On Saturday we had our first DDD Adelaide conference, and I came away feeling very satisfied that I’d heard some great presentations and high hopes that this event can grow bigger and better next year.


There were nine presentations squeezed into the day…

Introduction to iPhone/iPad development using Objective-C. Lama Chandrasena gave an overview of creating apps for iOS devices. Looking at the Objective-C samples made me glad I get to write WP7 apps in C# 😀

Creating Windows Phone apps with the Caliburn Micro framework. Some guy talking about WP7 development..

Cross Mono, cross platform for a Windows .Net developer. Cristian Prieto gave a good overview of the features and benefits of the Mono toolset and libraries. Even if you aren’t wanting to do cross-platform .NET applications, there are still some useful bits of Mono that you can use for your Windows deployments too.

Case Study: Design Patterns for a Row Versioned Data Warehouse in SQL 2008 R2. Jeremy Huppatz gave an interesting presentation on some of the challenges he faced in developing a data warehouse for one of his clients.

Easy Web Deployment – Begin the Enjoyment. Despite his laptop not being very obliging, Malcolm Sheridan spoke about the various tools available to ease deployment of web applications and SQL databases. I’ve used a lot of these myself, so could identify with many of the points Malcolm made.

Kinect. This talk didn’t even have an abstract when it was up for selection, and yet just the title was enough for people to vote it into the conference. Lewis Benge gave a thought-provoking talk and demonstration of using the just-released Kinect for Windows SDK.

Video of Lewis Benge and Kinect

This is the only video I took of the day. The funny bit at the end is when the stick figure ‘explodes’, as Lewis walks out of the view of the Kinect sensor 😀

Looking behind the curtain of jQuery. Jared Wyles knows his JavaScript and jQuery inside out. By the end of Jared’s talk I was left in no doubt of this! Some good tips on improving your JavaScript performance too.

Beyond Branding. Paul Turner spoke about branding SharePoint sites. I didn’t realise you could use PowerPoint to create a theme for SharePoint 2010. Would have been nice if Paul could have been around for longer than just his talk.

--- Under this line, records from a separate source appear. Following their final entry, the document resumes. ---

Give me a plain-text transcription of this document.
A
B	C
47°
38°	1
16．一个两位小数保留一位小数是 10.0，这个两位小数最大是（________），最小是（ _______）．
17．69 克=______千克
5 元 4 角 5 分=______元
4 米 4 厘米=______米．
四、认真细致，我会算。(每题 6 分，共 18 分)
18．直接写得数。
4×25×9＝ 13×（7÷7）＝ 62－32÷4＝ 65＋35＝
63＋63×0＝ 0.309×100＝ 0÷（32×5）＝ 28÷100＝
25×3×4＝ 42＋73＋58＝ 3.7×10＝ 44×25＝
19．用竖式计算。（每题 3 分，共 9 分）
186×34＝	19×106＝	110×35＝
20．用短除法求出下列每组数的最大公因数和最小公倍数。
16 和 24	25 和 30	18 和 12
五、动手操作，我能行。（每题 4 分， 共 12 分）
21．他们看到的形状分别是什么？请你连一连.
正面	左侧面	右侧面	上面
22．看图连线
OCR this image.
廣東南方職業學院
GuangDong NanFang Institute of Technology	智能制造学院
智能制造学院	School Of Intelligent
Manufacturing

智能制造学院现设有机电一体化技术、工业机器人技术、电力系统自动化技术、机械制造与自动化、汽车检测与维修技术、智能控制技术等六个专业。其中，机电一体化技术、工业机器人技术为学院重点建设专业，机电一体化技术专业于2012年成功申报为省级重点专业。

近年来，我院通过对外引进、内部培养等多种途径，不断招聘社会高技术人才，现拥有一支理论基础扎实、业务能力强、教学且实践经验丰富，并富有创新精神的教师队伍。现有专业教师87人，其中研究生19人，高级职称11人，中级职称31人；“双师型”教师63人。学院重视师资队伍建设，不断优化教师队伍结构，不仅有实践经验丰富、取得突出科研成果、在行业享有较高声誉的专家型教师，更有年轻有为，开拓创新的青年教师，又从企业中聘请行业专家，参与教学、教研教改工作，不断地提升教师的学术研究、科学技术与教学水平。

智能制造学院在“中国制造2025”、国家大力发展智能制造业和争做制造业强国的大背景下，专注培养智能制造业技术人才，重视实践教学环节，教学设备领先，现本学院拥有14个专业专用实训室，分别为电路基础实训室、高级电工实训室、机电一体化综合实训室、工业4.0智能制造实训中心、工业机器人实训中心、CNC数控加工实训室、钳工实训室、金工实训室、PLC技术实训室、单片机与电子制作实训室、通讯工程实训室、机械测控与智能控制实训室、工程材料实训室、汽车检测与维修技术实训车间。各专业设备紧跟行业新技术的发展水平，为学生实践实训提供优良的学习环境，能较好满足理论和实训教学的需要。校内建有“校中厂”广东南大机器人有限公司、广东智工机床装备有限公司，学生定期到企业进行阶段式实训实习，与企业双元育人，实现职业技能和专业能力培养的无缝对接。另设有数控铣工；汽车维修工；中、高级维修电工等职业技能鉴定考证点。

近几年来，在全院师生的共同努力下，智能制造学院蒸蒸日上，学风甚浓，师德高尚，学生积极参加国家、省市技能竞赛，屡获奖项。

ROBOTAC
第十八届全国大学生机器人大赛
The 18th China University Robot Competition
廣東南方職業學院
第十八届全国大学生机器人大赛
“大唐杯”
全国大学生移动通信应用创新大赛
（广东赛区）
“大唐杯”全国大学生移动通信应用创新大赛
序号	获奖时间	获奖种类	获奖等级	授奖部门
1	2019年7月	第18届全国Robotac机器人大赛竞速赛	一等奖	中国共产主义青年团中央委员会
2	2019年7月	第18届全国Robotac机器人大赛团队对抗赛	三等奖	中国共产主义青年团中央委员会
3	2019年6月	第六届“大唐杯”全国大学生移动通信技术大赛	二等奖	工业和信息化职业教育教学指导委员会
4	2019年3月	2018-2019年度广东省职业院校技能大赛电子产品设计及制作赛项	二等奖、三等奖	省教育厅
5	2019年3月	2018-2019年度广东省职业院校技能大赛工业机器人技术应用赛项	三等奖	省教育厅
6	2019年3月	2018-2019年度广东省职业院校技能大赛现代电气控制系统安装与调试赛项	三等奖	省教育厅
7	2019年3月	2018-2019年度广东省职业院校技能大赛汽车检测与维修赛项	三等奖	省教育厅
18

Joins, SARGability and the Evils of Residualiciousness. If you want someone to wrap up a conference with what can sometimes be the most difficult slot of the day (eg. the last one), then look no further than Rob Farley. What Jared is to JavaScript, Rob is to T-SQL. Some great pointers on understanding SQL Server query execution plans and realising that sometimes there’s more than meets the eye to an execution plan that on the surface may appear to be optimal.

A few of us headed over to Marcellina’s for a nice pizza and good conversation to finish off the evening.


Thanks to Peter Griffith for organisation, Lewis Benge for the free lanyards, laptop covers and magazines, and other interstate speakers for their support.

Looking forward

I was really pleased with the turnout. I’d have to check with Peter but I think the attendance was one of (if not) the best we’ve had for these kinds of events. We’re smaller compared to Sydney or Melbourne but I’d love to see this build up so that we can run at least two tracks next year. That would be pretty tricky to do all on our own, but if we can work with the other state’s DDD events then I think it will be possible for us to benefit from things being organised at a more national level.


And in case you’re wondering, ‘DDD’ is short for ‘Developer! Developer! Developer!’ and comes from a speech Steve Ballmer (Microsoft CEO) made at a software developer conference a number of years ago.